希望のカフェ – 第2話

店に戻る道すがら、勇気は思わずため息をつく。街中のカフェや大型チェーンとは違う地域密着の商売で、都会のビジネススキルが全て通用するわけではないと実感する。そんな自分の背中を押してくれるのは、町の常連客の存在だ。夕方、店を再び開くと、買い物帰りの主婦が「勇気くん、お母さんの調子はどう?」と声をかけてくれたり、商店街の仲間が「新メニューのアイデアなら相談乗るよ」と親身に言ってくれたりする。店の内装やプロモーションをどうすればいいかと頭を悩ませる勇気にとって、その何気ない優しさがなによりも心強い。

ある日、一人の若い女性客がふらりと店を訪れる。あまり見かけない顔に少し驚いた勇気が話しかけると、女性は「ここ、ずっと気になってたんです。地元の方に『コーヒーが美味しい店』って聞いて」と言う。

「ありがとうございます。まだ僕は見習いみたいなものなんですが……一応、店主の息子です」

そう言ってコーヒーを淹れたあと、女性はカップを覗き込み、「わあ、なんだか懐かしい香りがしますね。

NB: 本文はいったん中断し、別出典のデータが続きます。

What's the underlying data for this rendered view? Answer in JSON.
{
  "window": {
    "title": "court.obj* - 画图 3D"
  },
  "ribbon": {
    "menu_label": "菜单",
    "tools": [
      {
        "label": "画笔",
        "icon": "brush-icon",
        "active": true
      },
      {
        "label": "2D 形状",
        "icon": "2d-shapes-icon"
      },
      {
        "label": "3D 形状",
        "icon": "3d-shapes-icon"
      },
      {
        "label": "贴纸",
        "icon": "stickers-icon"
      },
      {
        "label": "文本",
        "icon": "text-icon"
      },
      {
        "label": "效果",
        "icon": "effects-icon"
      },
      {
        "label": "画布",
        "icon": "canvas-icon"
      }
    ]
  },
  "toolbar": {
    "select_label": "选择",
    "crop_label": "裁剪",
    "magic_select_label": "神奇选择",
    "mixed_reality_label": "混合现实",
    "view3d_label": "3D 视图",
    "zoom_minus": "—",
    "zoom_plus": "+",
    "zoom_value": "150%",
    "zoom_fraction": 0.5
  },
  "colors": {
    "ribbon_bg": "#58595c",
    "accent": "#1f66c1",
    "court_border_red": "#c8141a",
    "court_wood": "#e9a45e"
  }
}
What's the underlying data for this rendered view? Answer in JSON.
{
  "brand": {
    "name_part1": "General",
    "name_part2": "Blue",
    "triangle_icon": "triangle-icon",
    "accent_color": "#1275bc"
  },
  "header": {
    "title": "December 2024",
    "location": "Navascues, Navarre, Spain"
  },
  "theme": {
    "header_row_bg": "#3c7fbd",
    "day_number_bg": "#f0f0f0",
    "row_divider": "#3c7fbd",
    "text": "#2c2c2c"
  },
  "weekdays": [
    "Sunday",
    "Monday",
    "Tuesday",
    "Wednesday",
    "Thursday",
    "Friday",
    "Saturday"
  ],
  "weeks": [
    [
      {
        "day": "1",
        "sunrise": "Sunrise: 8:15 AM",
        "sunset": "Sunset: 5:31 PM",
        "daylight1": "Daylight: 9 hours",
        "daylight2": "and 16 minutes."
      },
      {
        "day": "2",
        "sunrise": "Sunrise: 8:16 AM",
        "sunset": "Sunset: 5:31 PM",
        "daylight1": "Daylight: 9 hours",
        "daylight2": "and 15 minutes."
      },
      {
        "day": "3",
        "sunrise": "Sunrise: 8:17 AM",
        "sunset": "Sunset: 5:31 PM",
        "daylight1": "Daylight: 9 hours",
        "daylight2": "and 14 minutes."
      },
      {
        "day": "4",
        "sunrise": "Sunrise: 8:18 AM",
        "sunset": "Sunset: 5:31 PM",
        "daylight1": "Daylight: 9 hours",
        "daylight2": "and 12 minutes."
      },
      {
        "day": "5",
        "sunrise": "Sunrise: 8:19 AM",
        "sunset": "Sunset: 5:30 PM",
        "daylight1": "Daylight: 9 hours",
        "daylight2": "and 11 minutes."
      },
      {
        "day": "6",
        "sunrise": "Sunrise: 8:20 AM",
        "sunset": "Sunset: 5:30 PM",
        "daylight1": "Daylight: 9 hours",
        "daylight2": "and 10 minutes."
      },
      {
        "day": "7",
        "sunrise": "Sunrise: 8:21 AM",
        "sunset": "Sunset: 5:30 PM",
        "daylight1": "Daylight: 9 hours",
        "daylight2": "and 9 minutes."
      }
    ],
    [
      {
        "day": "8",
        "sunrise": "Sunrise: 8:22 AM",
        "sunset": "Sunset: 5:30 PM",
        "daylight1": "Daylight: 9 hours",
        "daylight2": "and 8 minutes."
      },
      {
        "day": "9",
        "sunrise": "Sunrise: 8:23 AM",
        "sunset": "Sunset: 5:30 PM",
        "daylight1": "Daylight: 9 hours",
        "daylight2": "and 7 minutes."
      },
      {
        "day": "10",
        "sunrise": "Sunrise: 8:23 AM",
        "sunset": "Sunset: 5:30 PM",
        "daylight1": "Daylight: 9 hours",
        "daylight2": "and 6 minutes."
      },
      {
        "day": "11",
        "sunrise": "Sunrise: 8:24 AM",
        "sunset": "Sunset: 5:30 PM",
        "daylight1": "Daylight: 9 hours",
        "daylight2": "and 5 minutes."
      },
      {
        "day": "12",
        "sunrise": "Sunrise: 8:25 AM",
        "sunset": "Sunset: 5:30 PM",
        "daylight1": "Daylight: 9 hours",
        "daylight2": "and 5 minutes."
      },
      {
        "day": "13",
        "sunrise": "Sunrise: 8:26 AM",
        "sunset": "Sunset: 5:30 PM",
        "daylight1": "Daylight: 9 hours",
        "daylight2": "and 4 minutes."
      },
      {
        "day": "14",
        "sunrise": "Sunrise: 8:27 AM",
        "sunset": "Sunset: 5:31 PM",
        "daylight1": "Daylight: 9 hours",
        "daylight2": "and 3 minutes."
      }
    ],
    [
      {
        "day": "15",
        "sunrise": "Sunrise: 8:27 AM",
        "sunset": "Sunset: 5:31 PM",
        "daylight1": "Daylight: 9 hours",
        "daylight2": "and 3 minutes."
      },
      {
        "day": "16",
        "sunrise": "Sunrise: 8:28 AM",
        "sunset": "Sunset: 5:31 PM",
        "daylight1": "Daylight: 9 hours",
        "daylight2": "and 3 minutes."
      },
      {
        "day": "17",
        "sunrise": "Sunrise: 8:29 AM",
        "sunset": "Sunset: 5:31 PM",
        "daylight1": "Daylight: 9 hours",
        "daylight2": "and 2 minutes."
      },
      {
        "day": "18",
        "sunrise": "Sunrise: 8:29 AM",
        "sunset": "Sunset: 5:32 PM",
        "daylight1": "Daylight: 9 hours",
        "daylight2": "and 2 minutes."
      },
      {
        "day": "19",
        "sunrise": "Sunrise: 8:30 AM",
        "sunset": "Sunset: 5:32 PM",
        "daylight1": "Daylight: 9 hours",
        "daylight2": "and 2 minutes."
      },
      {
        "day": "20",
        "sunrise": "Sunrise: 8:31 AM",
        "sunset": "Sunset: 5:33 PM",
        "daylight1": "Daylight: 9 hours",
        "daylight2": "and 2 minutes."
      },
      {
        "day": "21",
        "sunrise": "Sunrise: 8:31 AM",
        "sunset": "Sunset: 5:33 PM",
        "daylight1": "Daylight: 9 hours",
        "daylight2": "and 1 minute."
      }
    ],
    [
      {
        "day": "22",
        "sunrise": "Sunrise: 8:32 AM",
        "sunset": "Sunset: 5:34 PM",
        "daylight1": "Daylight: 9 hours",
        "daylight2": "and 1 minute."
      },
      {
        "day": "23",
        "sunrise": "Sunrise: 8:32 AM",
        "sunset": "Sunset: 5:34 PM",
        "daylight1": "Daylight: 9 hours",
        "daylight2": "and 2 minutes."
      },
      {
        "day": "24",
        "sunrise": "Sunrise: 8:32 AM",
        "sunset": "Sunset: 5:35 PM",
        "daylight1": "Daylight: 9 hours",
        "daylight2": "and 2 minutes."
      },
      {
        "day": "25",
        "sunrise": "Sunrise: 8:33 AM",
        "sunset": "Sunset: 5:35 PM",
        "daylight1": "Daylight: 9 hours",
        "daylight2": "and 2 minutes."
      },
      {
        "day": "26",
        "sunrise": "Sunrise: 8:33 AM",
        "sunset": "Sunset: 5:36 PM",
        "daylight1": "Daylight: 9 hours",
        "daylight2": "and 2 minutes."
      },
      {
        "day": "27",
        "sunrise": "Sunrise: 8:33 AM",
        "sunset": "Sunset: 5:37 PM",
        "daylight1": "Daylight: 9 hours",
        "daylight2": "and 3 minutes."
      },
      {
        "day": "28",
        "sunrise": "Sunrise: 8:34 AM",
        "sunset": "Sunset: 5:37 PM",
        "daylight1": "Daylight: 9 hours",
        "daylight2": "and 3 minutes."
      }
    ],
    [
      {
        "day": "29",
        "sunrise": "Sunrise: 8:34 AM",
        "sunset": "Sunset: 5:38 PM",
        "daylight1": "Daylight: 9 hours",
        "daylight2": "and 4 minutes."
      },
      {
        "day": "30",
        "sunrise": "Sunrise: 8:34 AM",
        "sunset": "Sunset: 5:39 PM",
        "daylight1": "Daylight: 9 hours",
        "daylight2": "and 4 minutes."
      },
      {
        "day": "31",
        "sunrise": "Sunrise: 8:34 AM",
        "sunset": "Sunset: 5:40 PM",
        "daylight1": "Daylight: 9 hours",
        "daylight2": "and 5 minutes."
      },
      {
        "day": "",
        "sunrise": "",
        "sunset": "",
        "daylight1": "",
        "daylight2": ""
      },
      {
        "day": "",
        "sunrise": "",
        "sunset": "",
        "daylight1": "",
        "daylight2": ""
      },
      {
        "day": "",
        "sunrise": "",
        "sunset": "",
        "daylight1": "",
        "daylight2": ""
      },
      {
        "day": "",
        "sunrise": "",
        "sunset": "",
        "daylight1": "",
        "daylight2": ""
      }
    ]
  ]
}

丁寧に淹れてますね」と嬉しそうに微笑む。その一言に、勇気は母の口癖を思い出す――「豆を大事にすると、いい香りが引き立つんだよ」。亜希子が時間をかけて見つけ出し、こだわり抜いた豆だからこそ引き出せる味が、ほんの少しずつでも受け継がれているのかもしれない。

そんなささやかな手応えを感じ始めた頃、店が混み合う夕方の時間帯に、突如として亜希子の容体が悪化したという連絡が病院から入る。「申し訳ありません、今日は閉店にさせていただきます」と客に頭を下げ、勇気は大慌てで店を閉める。時間を取り戻すように走って病院へ向かうと、亜希子は病室のベッドに横たわりながら、弱々しくも「大丈夫よ、ちょっと疲れちゃっただけだから」と声を絞り出す。以前にも増して痩せた母の姿は痛々しく、勇気の胸は苦しみに締めつけられる。

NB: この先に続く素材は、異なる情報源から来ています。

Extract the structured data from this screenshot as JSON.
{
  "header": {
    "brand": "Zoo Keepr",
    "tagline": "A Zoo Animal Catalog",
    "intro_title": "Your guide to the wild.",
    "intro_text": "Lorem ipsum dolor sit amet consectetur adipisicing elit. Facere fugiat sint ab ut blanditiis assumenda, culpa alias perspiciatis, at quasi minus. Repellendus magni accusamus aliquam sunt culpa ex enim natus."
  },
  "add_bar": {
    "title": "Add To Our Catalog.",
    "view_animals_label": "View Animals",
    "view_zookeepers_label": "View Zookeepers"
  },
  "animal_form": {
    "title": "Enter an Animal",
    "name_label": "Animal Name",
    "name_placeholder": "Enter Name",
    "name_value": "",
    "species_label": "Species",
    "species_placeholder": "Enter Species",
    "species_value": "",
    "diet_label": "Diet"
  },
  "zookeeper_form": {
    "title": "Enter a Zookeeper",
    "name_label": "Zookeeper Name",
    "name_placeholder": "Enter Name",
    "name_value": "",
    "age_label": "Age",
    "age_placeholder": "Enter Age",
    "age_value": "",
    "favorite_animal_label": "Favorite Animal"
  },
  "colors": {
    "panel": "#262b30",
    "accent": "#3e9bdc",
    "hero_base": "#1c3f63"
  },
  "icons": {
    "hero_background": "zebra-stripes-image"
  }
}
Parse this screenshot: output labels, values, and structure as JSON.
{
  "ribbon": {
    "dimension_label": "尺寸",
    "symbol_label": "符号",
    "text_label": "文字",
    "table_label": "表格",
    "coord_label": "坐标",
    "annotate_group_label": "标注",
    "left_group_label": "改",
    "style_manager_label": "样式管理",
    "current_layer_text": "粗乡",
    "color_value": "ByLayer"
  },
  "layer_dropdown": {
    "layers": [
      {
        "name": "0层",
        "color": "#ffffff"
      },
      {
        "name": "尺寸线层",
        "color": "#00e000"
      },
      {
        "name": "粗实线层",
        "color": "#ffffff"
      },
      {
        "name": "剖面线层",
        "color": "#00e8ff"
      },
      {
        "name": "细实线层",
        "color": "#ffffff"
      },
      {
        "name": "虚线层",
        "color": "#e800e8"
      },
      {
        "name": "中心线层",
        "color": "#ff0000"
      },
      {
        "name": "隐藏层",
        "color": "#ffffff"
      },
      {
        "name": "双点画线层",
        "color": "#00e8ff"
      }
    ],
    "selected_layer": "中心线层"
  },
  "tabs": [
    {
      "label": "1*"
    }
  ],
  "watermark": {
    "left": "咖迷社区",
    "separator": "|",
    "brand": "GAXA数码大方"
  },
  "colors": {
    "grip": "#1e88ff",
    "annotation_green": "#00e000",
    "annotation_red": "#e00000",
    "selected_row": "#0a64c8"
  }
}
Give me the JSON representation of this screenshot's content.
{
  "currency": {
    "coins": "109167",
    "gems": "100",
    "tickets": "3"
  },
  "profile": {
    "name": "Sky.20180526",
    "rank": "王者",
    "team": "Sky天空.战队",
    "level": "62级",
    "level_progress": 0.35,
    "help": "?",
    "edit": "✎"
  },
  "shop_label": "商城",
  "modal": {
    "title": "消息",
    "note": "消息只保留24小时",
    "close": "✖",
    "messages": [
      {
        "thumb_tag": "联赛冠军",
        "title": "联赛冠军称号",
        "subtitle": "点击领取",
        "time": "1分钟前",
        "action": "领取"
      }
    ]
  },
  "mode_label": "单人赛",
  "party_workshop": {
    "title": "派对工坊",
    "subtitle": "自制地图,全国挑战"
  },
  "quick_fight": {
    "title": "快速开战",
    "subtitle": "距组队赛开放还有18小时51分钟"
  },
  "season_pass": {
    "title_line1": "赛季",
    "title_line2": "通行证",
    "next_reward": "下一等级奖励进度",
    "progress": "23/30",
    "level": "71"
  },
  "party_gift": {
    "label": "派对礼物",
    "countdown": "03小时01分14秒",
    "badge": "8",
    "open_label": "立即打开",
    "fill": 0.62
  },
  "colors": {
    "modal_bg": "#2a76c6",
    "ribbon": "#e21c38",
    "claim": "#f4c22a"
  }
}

「店は大丈夫かい?」と心配する亜希子に、勇気は何も言えない。母が抱えているプレッシャーと、自分の覚悟の足りなさを思い知らされる思いだった。

「今はお店のことより、母さんの方が大事だから。俺が、ちゃんと守るって決めたからさ」

そう言いながら勇気は母の手を握る。亜希子は安心したように息をつき、わずかに微笑む。